— Да, из тебя бы вышел хороший солдат, но стоит научиться держать себя в руках.
— Я убью тебя!
— Правда? — все так же ухмыляясь, осведомился Маэна.
Я только зарычал в бессильном гневе.
— Зачем было нападать на превосходящего в силе врага, если ты все равно не собирался его убить? — равнодушно осведомился он.
— Я собирался!
— Ну конечно! — заверил Маэна, и тут же протянул руку, предлагая помочь подняться на ноги. Я сделал вид что не заметил, вскочил сам, пытаясь сохранить хоть какие-то остатки достоинства. Его, похоже, это забавляло все больше.
— Когда хотят убить, — спокойно сказал он, — то метят не кулаком в челюсть. Это конечно весьма неприятно, но не смертельно. У тебя за отворотом сапога длинный нож, охрана не заметила и пропустила, придется искать более внимательных людей. Так вот, один удар в сердце — и дело сделано.
Лучше бы он убил меня, было бы проще. Я стоял то краснея, то бледнея, покрываясь холодным потом, понимая свою глупость но не в силах больше ничего предпринять. Я не понимал как! Как этот маленький человек смог так быстро со мной справиться! Только тогда я действительно осознал, почему Микоя проиграла войну.
— Я не орк! — запоздало, и не вполне к месту буркнул я.
Маэна хмыкнул.
— Очень жаль.
Что? Жаль что не орк? Или… В чем дело? И снова я был готов провалиться сквозь землю, лишь бы не видеть…
Он все еще разглядывал меня, тихонько цокнул языком.
— Я ждал от тебя большего, сын Янеля. И все же, я готов взять тебя в легион. Но только если достойно себя проявишь. Весной сюда придут войска, будет война со степью. Дело за тобой.
— Я… я… — земля была готова уйти из-под ног.
Маэна небрежно махнул рукой. Разговор окончен. Или скорее — окончен осмотр меня.
— Высечь его как следует! — крикнул солдатам у двери, которые неуверенно топтались ожидая приказа, — потом пусть идет.
Потом мне выдали кучу указаний — кого и сколько я должен подготовить, сколько людей предоставить. Я прекрасно понимал, что это значит для меня — новые долги… еще из старых не вылез… Но было плевать! Сердце бешено колотилось в груди. Я стану илойцем, одним из них! Меня ждут далекие земли и великая слава!
— Я так решил, — сказал твердо, глядя Кенеку в глаза.
Он промолчал.
Нарка стояла бледная-бледная, она поняла все сразу, она точно знала, что будет потом. Губы дрожали, на глаза наворачивались слезы — но плакать она не стала. По крайней мере, я не видел ее слез. Нарка очень сильная, очень гордая… очень хорошая. Очень-очень.
— Ладно, — тихо сказала она, — делай как хочешь.
Тряхнула рыжей головой, словно заревное солнце на небосклоне. И ушла.
Роин с порога дал мне в глаз.
— Мать твою, Лин! Хрящ те в зад! Ну, куда ж тебя опять несет?!
Вечером Кенек усердно делал вид, что ничего не произошло.
— Ну давай, рассказывай, как там в Хатоге? — спрашивал он, — все спокойно? Мать-то мою видел? Как они там?
— Видел… — говорил я, — живут потихоньку, как все…
Потом все же вспомнил, и весело хмыкнув.
— Да! К сестренке твоей парень один сватается. Мать ворчит, что вроде мала еще, обещает женихов метлой со двора гнать, но сама видно довольна…
Его мать живет на окраине, я решил тогда сначала заехать к ним, навесить, а уж потом по делам. И правильно сделал, наоборот бы вряд ли решился.

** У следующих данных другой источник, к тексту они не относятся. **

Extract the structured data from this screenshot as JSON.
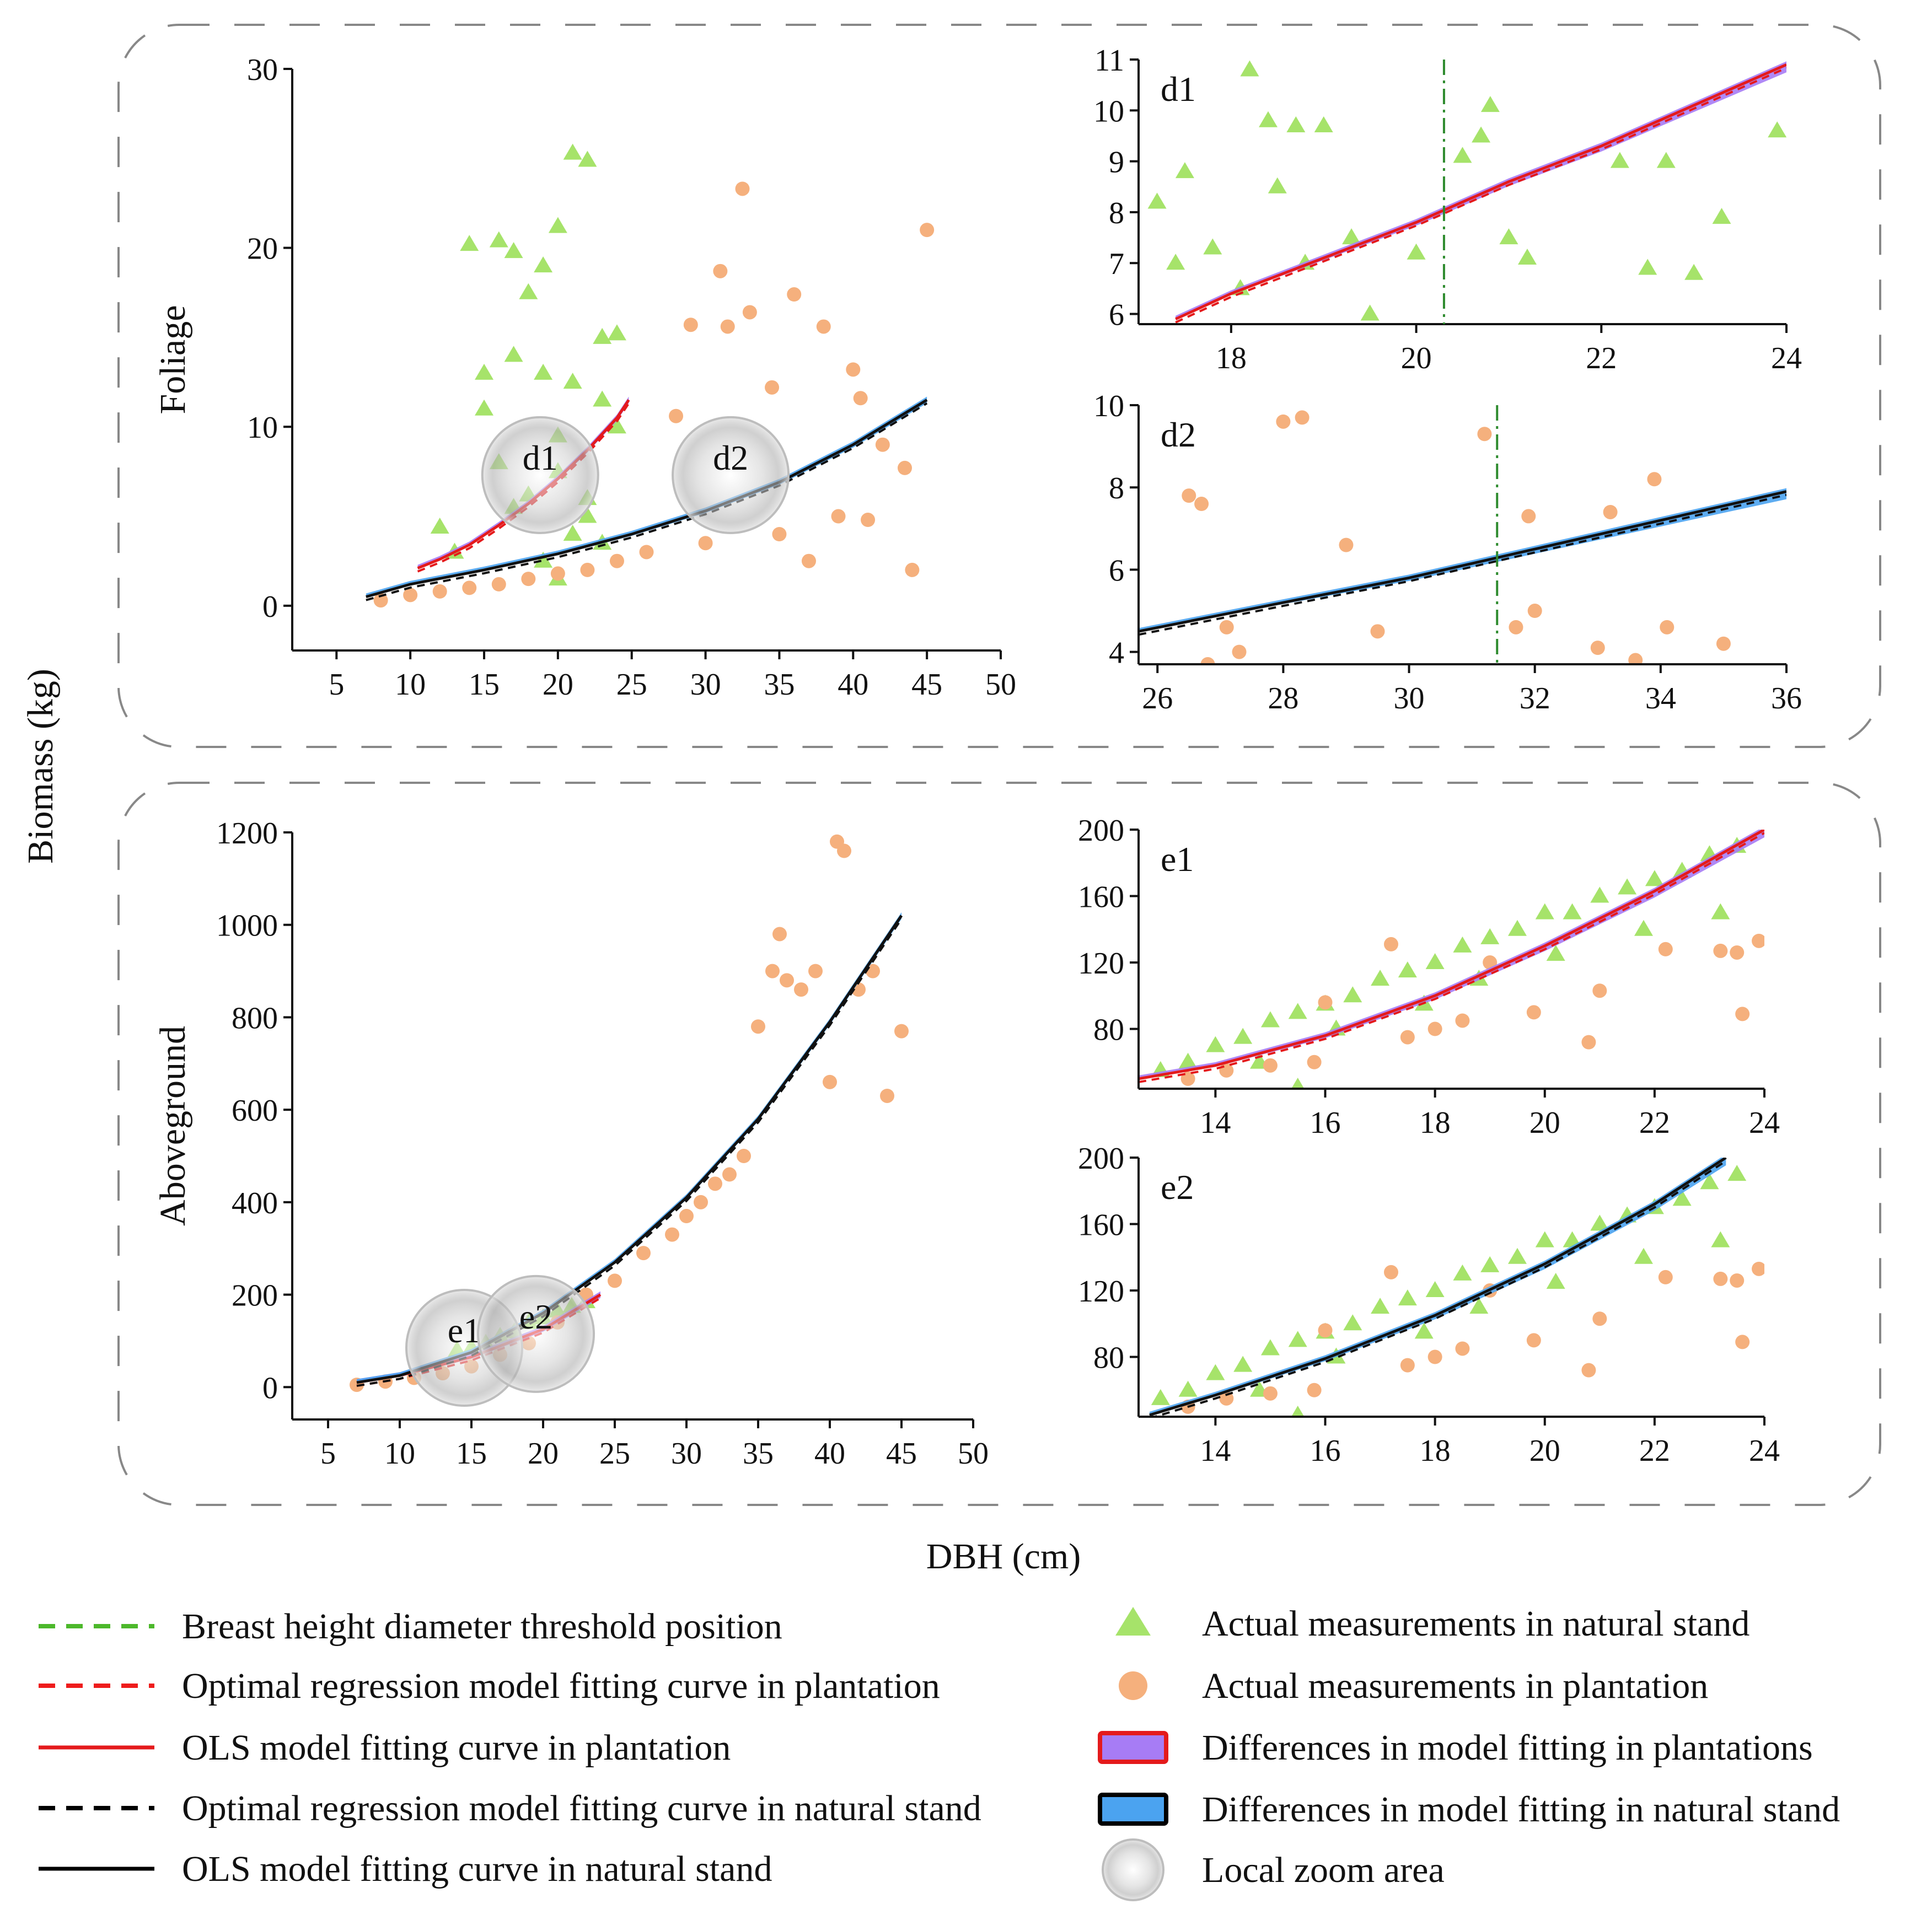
{
  "labels": {
    "y_common": "Biomass (kg)",
    "x_common": "DBH (cm)"
  },
  "legend": [
    {
      "id": "threshold",
      "label": "Breast height diameter threshold position",
      "kind": "dash",
      "color": "#4cb82b"
    },
    {
      "id": "opt_plant",
      "label": "Optimal regression model fitting curve in plantation",
      "kind": "dash",
      "color": "#ee1c1c"
    },
    {
      "id": "ols_plant",
      "label": "OLS model fitting curve in plantation",
      "kind": "line",
      "color": "#e41a1c"
    },
    {
      "id": "opt_nat",
      "label": "Optimal regression model fitting curve in natural stand",
      "kind": "dash",
      "color": "#000000"
    },
    {
      "id": "ols_nat",
      "label": "OLS model fitting curve in natural stand",
      "kind": "line",
      "color": "#000000"
    },
    {
      "id": "nat_pts",
      "label": "Actual measurements in natural stand",
      "kind": "triangle",
      "color": "#a6e36a"
    },
    {
      "id": "plant_pts",
      "label": "Actual measurements in plantation",
      "kind": "circle",
      "color": "#f5b07d"
    },
    {
      "id": "diff_plant",
      "label": "Differences in model fitting in plantations",
      "kind": "box",
      "color": "#a77cf5",
      "edge": "#e41a1c"
    },
    {
      "id": "diff_nat",
      "label": "Differences in model fitting in natural stand",
      "kind": "box",
      "color": "#4ba3f0",
      "edge": "#000000"
    },
    {
      "id": "zoom",
      "label": "Local zoom area",
      "kind": "sphere",
      "color": "#d0d0d0"
    }
  ],
  "chart_data": [
    {
      "id": "foliage",
      "type": "scatter",
      "ylabel": "Foliage",
      "xlabel": "",
      "xlim": [
        2,
        50
      ],
      "ylim": [
        -2.5,
        30
      ],
      "xticks": [
        "5",
        "10",
        "15",
        "20",
        "25",
        "30",
        "35",
        "40",
        "45",
        "50"
      ],
      "yticks": [
        "0",
        "10",
        "20",
        "30"
      ],
      "series": [
        {
          "name": "Actual measurements in natural stand",
          "marker": "triangle",
          "x": [
            14,
            15,
            16,
            17,
            18,
            19,
            20,
            21,
            22,
            23,
            24,
            15,
            17,
            19,
            21,
            23,
            12,
            16,
            20,
            24,
            18,
            20,
            22,
            13,
            17,
            21,
            19,
            22,
            23,
            20
          ],
          "y": [
            20.2,
            13,
            20.4,
            19.8,
            17.5,
            19,
            21.2,
            25.3,
            24.9,
            15,
            15.2,
            11,
            14,
            13,
            12.5,
            11.5,
            4.4,
            8,
            9.5,
            10,
            6.2,
            7.5,
            5,
            3,
            5.5,
            4,
            2.5,
            6,
            3.5,
            1.5
          ]
        },
        {
          "name": "Actual measurements in plantation",
          "marker": "circle",
          "x": [
            8,
            10,
            12,
            14,
            16,
            18,
            20,
            22,
            24,
            26,
            28,
            29,
            31,
            31.5,
            32.5,
            33,
            34.5,
            36,
            38,
            40,
            40.5,
            42,
            43.5,
            44,
            45,
            30,
            35,
            37,
            39,
            41
          ],
          "y": [
            0.3,
            0.6,
            0.8,
            1,
            1.2,
            1.5,
            1.8,
            2,
            2.5,
            3,
            10.6,
            15.7,
            18.7,
            15.6,
            23.3,
            16.4,
            12.2,
            17.4,
            15.6,
            13.2,
            11.6,
            9,
            7.7,
            2,
            21,
            3.5,
            4,
            2.5,
            5,
            4.8
          ]
        },
        {
          "name": "OLS model fitting curve in plantation",
          "type": "line",
          "x": [
            10.5,
            12,
            14,
            16,
            18,
            20,
            22,
            24,
            24.8
          ],
          "y": [
            2.1,
            2.6,
            3.4,
            4.5,
            5.7,
            7.1,
            8.7,
            10.5,
            11.5
          ]
        },
        {
          "name": "OLS model fitting curve in natural stand",
          "type": "line",
          "x": [
            7,
            10,
            15,
            20,
            25,
            30,
            35,
            40,
            45
          ],
          "y": [
            0.5,
            1.2,
            2,
            2.9,
            4,
            5.3,
            6.9,
            9,
            11.5
          ]
        }
      ],
      "zoom_areas": [
        {
          "label": "d1",
          "x": 18.8,
          "y": 7.3
        },
        {
          "label": "d2",
          "x": 31.7,
          "y": 7.3
        }
      ]
    },
    {
      "id": "d1",
      "type": "scatter",
      "tag": "d1",
      "xlim": [
        17,
        24
      ],
      "ylim": [
        5.8,
        11
      ],
      "xticks": [
        "18",
        "20",
        "22",
        "24"
      ],
      "yticks": [
        "6",
        "7",
        "8",
        "9",
        "10",
        "11"
      ],
      "threshold": 20.3,
      "series": [
        {
          "name": "Actual measurements in natural stand",
          "marker": "triangle",
          "x": [
            17.2,
            17.5,
            18.2,
            18.4,
            18.5,
            18.7,
            19,
            17.8,
            18.8,
            19.3,
            19.5,
            20,
            20.5,
            20.7,
            20.8,
            21,
            21.2,
            22.2,
            22.5,
            22.7,
            23,
            23.3,
            23.9,
            17.4,
            18.1
          ],
          "y": [
            8.2,
            8.8,
            10.8,
            9.8,
            8.5,
            9.7,
            9.7,
            7.3,
            7,
            7.5,
            6,
            7.2,
            9.1,
            9.5,
            10.1,
            7.5,
            7.1,
            9,
            6.9,
            9,
            6.8,
            7.9,
            9.6,
            7,
            6.5
          ]
        },
        {
          "name": "OLS model fitting curve in plantation",
          "type": "line",
          "x": [
            17.4,
            18,
            19,
            20,
            21,
            22,
            23,
            24
          ],
          "y": [
            5.9,
            6.4,
            7.1,
            7.8,
            8.6,
            9.3,
            10.1,
            10.9
          ]
        }
      ]
    },
    {
      "id": "d2",
      "type": "scatter",
      "tag": "d2",
      "xlim": [
        25.7,
        36
      ],
      "ylim": [
        3.7,
        10
      ],
      "xticks": [
        "26",
        "28",
        "30",
        "32",
        "34",
        "36"
      ],
      "yticks": [
        "4",
        "6",
        "8",
        "10"
      ],
      "threshold": 31.4,
      "series": [
        {
          "name": "Actual measurements in plantation",
          "marker": "circle",
          "x": [
            26.5,
            26.7,
            27.3,
            28,
            28.3,
            29,
            29.5,
            31.2,
            31.7,
            31.9,
            32,
            33,
            33.2,
            33.6,
            33.9,
            34.1,
            35,
            26.8,
            27.1
          ],
          "y": [
            7.8,
            7.6,
            4,
            9.6,
            9.7,
            6.6,
            4.5,
            9.3,
            4.6,
            7.3,
            5,
            4.1,
            7.4,
            3.8,
            8.2,
            4.6,
            4.2,
            3.7,
            4.6
          ]
        },
        {
          "name": "OLS model fitting curve in natural stand",
          "type": "line",
          "x": [
            25.7,
            28,
            30,
            32,
            34,
            36
          ],
          "y": [
            4.5,
            5.2,
            5.8,
            6.5,
            7.2,
            7.9
          ]
        }
      ]
    },
    {
      "id": "aboveground",
      "type": "scatter",
      "ylabel": "Aboveground",
      "xlabel": "",
      "xlim": [
        2.5,
        50
      ],
      "ylim": [
        -70,
        1200
      ],
      "xticks": [
        "5",
        "10",
        "15",
        "20",
        "25",
        "30",
        "35",
        "40",
        "45",
        "50"
      ],
      "yticks": [
        "0",
        "200",
        "400",
        "600",
        "800",
        "1000",
        "1200"
      ],
      "series": [
        {
          "name": "Actual measurements in natural stand",
          "marker": "triangle",
          "x": [
            14,
            15,
            16,
            17,
            18,
            19,
            20,
            21,
            22,
            23
          ],
          "y": [
            80,
            85,
            95,
            110,
            120,
            140,
            150,
            165,
            175,
            185
          ]
        },
        {
          "name": "Actual measurements in plantation",
          "marker": "circle",
          "x": [
            7,
            9,
            11,
            13,
            15,
            17,
            19,
            21,
            23,
            25,
            27,
            29,
            30,
            31,
            32,
            33,
            34,
            35,
            36,
            36.5,
            37,
            38,
            39,
            40,
            40.5,
            41,
            42,
            43,
            44,
            45
          ],
          "y": [
            5,
            12,
            20,
            30,
            45,
            70,
            95,
            140,
            200,
            230,
            290,
            330,
            370,
            400,
            440,
            460,
            500,
            780,
            900,
            980,
            880,
            860,
            900,
            660,
            1180,
            1160,
            860,
            900,
            630,
            770
          ]
        },
        {
          "name": "OLS model fitting curve in plantation",
          "type": "line",
          "x": [
            7,
            10,
            15,
            20,
            24
          ],
          "y": [
            10,
            25,
            65,
            125,
            200
          ]
        },
        {
          "name": "OLS model fitting curve in natural stand",
          "type": "line",
          "x": [
            7,
            10,
            15,
            20,
            25,
            30,
            35,
            40,
            45
          ],
          "y": [
            10,
            25,
            75,
            160,
            270,
            410,
            580,
            790,
            1020
          ]
        }
      ],
      "zoom_areas": [
        {
          "label": "e1",
          "x": 14.5,
          "y": 85
        },
        {
          "label": "e2",
          "x": 19.5,
          "y": 115
        }
      ]
    },
    {
      "id": "e1",
      "type": "scatter",
      "tag": "e1",
      "xlim": [
        12.6,
        24
      ],
      "ylim": [
        44,
        200
      ],
      "xticks": [
        "14",
        "16",
        "18",
        "20",
        "22",
        "24"
      ],
      "yticks": [
        "80",
        "120",
        "160",
        "200"
      ],
      "series": [
        {
          "name": "Actual measurements in natural stand",
          "marker": "triangle",
          "x": [
            13,
            13.5,
            14,
            14.5,
            15,
            15.5,
            16,
            16.5,
            17,
            17.5,
            18,
            18.5,
            19,
            19.5,
            20,
            20.5,
            21,
            21.5,
            22,
            22.5,
            23,
            23.5,
            14.8,
            16.2,
            17.8,
            18.8,
            20.2,
            21.8,
            23.2,
            15.5
          ],
          "y": [
            55,
            60,
            70,
            75,
            85,
            90,
            95,
            100,
            110,
            115,
            120,
            130,
            135,
            140,
            150,
            150,
            160,
            165,
            170,
            175,
            185,
            190,
            60,
            80,
            95,
            110,
            125,
            140,
            150,
            45
          ]
        },
        {
          "name": "Actual measurements in plantation",
          "marker": "circle",
          "x": [
            13.5,
            14.2,
            15,
            16,
            17.2,
            17.5,
            18,
            19,
            19.8,
            20.8,
            21,
            22.2,
            23.2,
            23.5,
            23.6,
            23.9,
            15.8,
            18.5
          ],
          "y": [
            50,
            55,
            58,
            96,
            131,
            75,
            80,
            120,
            90,
            72,
            103,
            128,
            127,
            126,
            89,
            133,
            60,
            85
          ]
        },
        {
          "name": "OLS model fitting curve in plantation",
          "type": "line",
          "x": [
            12.6,
            14,
            16,
            18,
            20,
            22,
            24
          ],
          "y": [
            50,
            58,
            76,
            100,
            130,
            163,
            200
          ]
        }
      ]
    },
    {
      "id": "e2",
      "type": "scatter",
      "tag": "e2",
      "xlim": [
        12.6,
        24
      ],
      "ylim": [
        44,
        200
      ],
      "xticks": [
        "14",
        "16",
        "18",
        "20",
        "22",
        "24"
      ],
      "yticks": [
        "80",
        "120",
        "160",
        "200"
      ],
      "series": [
        {
          "name": "Actual measurements in natural stand",
          "marker": "triangle",
          "x": [
            13,
            13.5,
            14,
            14.5,
            15,
            15.5,
            16,
            16.5,
            17,
            17.5,
            18,
            18.5,
            19,
            19.5,
            20,
            20.5,
            21,
            21.5,
            22,
            22.5,
            23,
            23.5,
            14.8,
            16.2,
            17.8,
            18.8,
            20.2,
            21.8,
            23.2,
            15.5
          ],
          "y": [
            55,
            60,
            70,
            75,
            85,
            90,
            95,
            100,
            110,
            115,
            120,
            130,
            135,
            140,
            150,
            150,
            160,
            165,
            170,
            175,
            185,
            190,
            60,
            80,
            95,
            110,
            125,
            140,
            150,
            45
          ]
        },
        {
          "name": "Actual measurements in plantation",
          "marker": "circle",
          "x": [
            13.5,
            14.2,
            15,
            16,
            17.2,
            17.5,
            18,
            19,
            19.8,
            20.8,
            21,
            22.2,
            23.2,
            23.5,
            23.6,
            23.9,
            15.8,
            18.5
          ],
          "y": [
            50,
            55,
            58,
            96,
            131,
            75,
            80,
            120,
            90,
            72,
            103,
            128,
            127,
            126,
            89,
            133,
            60,
            85
          ]
        },
        {
          "name": "OLS model fitting curve in natural stand",
          "type": "line",
          "x": [
            12.8,
            14,
            16,
            18,
            20,
            22,
            23.3
          ],
          "y": [
            45,
            57,
            79,
            105,
            136,
            172,
            200
          ]
        }
      ]
    }
  ]
}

— О, как! — расплывшись в улыбке, Кенек взъерошил короткие волосы, — а ведь и правда, взрослая девка стала, я и не заметил… Невеста, гляди ж ты! А что за жених-то?

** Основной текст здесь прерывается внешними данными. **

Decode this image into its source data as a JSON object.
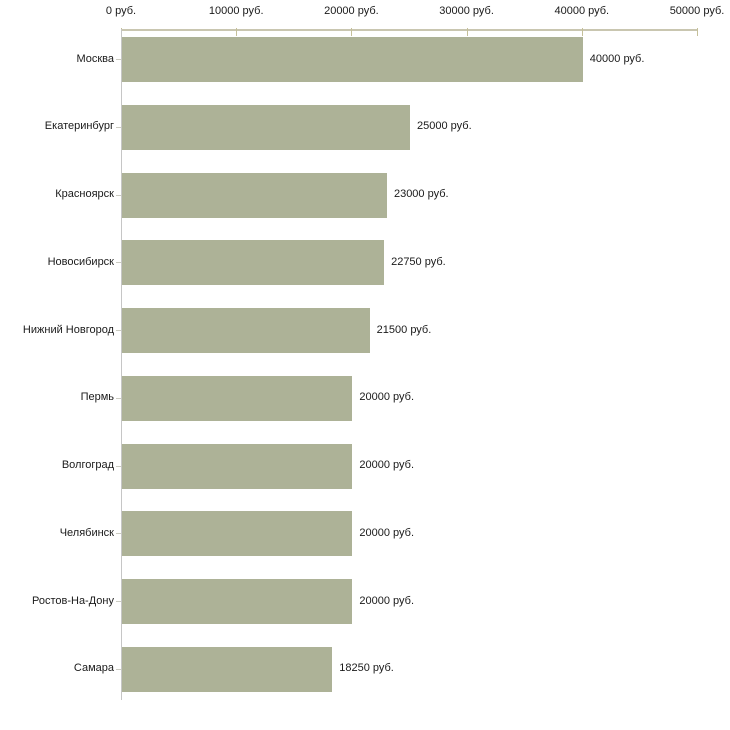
{
  "chart_data": {
    "type": "bar",
    "orientation": "horizontal",
    "title": "",
    "xlabel": "",
    "ylabel": "",
    "xlim": [
      0,
      50000
    ],
    "grid": false,
    "legend": null,
    "x_tick_values": [
      0,
      10000,
      20000,
      30000,
      40000,
      50000
    ],
    "x_tick_labels": [
      "0 руб.",
      "10000 руб.",
      "20000 руб.",
      "30000 руб.",
      "40000 руб.",
      "50000 руб."
    ],
    "categories": [
      "Москва",
      "Екатеринбург",
      "Красноярск",
      "Новосибирск",
      "Нижний Новгород",
      "Пермь",
      "Волгоград",
      "Челябинск",
      "Ростов-На-Дону",
      "Самара"
    ],
    "values": [
      40000,
      25000,
      23000,
      22750,
      21500,
      20000,
      20000,
      20000,
      20000,
      18250
    ],
    "bar_labels": [
      "40000 руб.",
      "25000 руб.",
      "23000 руб.",
      "22750 руб.",
      "21500 руб.",
      "20000 руб.",
      "20000 руб.",
      "20000 руб.",
      "20000 руб.",
      "18250 руб."
    ],
    "unit": "руб."
  },
  "style": {
    "bar_color": "#adb297",
    "top_axis_line_color": "#c9c6b0",
    "top_axis_tick_color": "#c5c09a",
    "left_axis_line_color": "#c6c6c6",
    "category_tick_color": "#cbcbc1",
    "text_color": "#1a1a1a",
    "background": "#ffffff"
  }
}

— Марук, сын красильщика Замеля. Знатный жених.
Он аж присвистнул.
— Да уж… за такого жениха и приданое нужно, чтоб не стыдно было. Как думаешь?
— Да… думаю, — пробормотал я, поглядывая на дверь. Моего веселья надолго не хватило.
Той ночью…
Нарка — словно пылающий огонь, кипящая страсть, никогда раньше не видел ее такой. Словно в последний раз, словно… мне становилось даже не по себе, сердце разрывалось от желания и отчаянья одновременно.
— Олинок мой, я тебя никому не отдам! — шептала она, и серебро ночи плескалось в золоте волос, — никому, никому!
Ее горячие пальцы впивались в мои плечи.